All Work and No Play, by Julie Cohen

>> Monday, September 21, 2009

TITLE: All Work and No Play (published as Mistress in Private (In Bed With the Boss) in the US).
AUTHOR: Julie Cohen

PAGES: 216
PUBLISHER: Mills & Boon Modern

SETTING: Contemporary England
TYPE: Category romance

REASON FOR READING: I'd just finished Cohen's One Night Stand and loved it.

Jane is hopeless at seduction. So when she meets a gorgeous male model she asks her online friend, geeky computer nerd Jonny, for advice on how to turn on a man.

Too bad she doesn't know that the gorgeous male model is actually Jonny…
This is somewhat of an ugly duckling story, but with the twist that it's the hero who's the duckling, an idea I really liked.

Jonny Cole has had a crush on Jane Hiller since they were kids. Back then, he wasn't the most attractive of men, and a quite nerdy. He and Jane haven't seen each other for a while, but they keep in touch online. Over the years, Jonny has blossomed and become attractive enough that he can work as a male model, but Jane doesn't know this.

As the book starts, Jane is just out of a relationship that's gone really bad, and dealing with the fact that her ex works in her same company. When the male model she hires for an advertising campaign seems to be attracted to her, Jane is very tempted. She returns the attraction, plus, it would be very good for her ego for her ex and everyone else in the office to see her with such an absolutely gorgeous man as model Jay Richards.

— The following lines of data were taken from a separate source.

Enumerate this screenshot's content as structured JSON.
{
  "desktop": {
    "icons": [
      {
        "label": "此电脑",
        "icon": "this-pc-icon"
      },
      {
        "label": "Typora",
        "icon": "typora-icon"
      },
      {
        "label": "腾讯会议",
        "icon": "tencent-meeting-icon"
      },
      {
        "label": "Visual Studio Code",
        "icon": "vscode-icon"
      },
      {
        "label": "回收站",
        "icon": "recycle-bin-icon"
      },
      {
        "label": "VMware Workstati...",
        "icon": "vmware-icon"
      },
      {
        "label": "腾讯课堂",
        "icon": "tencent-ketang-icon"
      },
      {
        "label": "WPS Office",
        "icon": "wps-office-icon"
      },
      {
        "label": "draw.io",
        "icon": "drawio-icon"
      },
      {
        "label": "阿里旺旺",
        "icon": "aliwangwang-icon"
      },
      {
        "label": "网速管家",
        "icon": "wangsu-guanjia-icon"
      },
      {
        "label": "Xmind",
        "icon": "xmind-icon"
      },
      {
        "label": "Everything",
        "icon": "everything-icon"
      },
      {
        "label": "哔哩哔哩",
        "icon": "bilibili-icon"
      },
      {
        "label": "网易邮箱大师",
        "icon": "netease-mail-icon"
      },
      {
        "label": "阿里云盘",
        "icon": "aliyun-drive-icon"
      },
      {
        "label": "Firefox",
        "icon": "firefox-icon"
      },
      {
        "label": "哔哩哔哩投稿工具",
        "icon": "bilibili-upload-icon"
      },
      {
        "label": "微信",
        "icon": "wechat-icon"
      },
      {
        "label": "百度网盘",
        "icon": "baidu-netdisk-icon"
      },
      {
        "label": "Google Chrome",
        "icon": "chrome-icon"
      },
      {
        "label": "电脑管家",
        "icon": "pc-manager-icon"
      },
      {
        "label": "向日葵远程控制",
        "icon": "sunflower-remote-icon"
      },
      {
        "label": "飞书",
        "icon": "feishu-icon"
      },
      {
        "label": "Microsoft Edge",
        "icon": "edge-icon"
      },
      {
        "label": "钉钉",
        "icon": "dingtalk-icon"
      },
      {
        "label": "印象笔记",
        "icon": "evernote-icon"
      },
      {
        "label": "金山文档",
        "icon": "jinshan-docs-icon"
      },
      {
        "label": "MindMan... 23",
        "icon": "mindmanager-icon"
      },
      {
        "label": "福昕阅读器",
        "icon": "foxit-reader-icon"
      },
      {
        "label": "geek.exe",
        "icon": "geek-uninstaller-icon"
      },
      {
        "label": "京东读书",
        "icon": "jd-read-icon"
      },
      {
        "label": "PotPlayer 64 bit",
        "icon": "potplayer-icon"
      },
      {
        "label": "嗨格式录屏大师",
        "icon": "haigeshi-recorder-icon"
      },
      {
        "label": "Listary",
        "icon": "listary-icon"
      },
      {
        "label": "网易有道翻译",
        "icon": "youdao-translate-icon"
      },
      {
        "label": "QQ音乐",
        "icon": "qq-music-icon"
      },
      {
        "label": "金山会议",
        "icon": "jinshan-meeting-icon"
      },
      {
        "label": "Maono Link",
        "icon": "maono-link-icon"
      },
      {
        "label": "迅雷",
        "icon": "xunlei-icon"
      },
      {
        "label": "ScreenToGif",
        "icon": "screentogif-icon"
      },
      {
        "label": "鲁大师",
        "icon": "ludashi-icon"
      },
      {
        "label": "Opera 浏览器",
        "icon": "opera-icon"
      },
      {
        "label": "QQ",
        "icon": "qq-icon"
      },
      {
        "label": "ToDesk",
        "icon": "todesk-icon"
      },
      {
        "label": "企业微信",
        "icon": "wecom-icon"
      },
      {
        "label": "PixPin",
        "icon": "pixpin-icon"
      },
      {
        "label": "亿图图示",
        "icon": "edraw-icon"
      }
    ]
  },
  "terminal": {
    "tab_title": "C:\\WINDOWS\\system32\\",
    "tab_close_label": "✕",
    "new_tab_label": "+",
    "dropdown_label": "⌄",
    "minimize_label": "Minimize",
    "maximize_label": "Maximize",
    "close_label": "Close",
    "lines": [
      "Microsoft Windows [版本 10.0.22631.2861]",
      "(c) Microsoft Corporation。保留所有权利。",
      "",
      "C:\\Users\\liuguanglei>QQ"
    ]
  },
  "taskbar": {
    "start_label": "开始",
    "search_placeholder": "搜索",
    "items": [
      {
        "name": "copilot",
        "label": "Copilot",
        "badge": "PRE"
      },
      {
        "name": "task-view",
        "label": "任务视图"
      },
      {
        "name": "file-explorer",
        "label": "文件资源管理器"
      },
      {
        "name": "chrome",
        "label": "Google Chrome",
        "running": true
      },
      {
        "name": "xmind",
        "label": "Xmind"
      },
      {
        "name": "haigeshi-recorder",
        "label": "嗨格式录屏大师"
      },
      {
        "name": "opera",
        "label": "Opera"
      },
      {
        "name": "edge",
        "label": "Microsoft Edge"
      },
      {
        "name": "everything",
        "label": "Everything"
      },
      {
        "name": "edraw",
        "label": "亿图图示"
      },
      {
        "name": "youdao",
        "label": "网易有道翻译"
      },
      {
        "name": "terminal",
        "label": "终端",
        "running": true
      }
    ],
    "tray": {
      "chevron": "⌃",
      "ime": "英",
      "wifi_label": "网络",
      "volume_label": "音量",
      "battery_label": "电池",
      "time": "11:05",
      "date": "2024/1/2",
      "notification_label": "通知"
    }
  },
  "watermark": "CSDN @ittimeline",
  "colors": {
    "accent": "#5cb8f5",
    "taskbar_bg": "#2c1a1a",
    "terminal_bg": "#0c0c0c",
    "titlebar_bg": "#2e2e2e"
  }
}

However, Jane's self-esteem has taken a bit of a battering in her breakup, so she needs some advice and encouragement. And who better to advice her on how to attract a man than another man, like her old friend Jonny?

I hope I don't need to spell out that Jonny and Jay are the same person? This creates the conflicts you'd expect, around the fact that Jonny/Jay is lying to Jane in both of his incarnations, and the time to confess is never quite right. This can be problematic, but I did buy how all the misunderstandings arose. Jonny came out well in the situation, as he didn't set out to trick Jane. His reactions made sense given the situation, and so the misunderstanding was, well, understandable.

And the angst this generated! Ohh, that was good! :-) I loved how Jonny was so into Jane, and how even though he'd gone all gorgeous, inside he was the same person he'd always been.

Unfortunately, I thought the story lost steam in the second half, and even though the book was short, it did seem to drag a bit. Still, it was a fun few hours that I spent with it.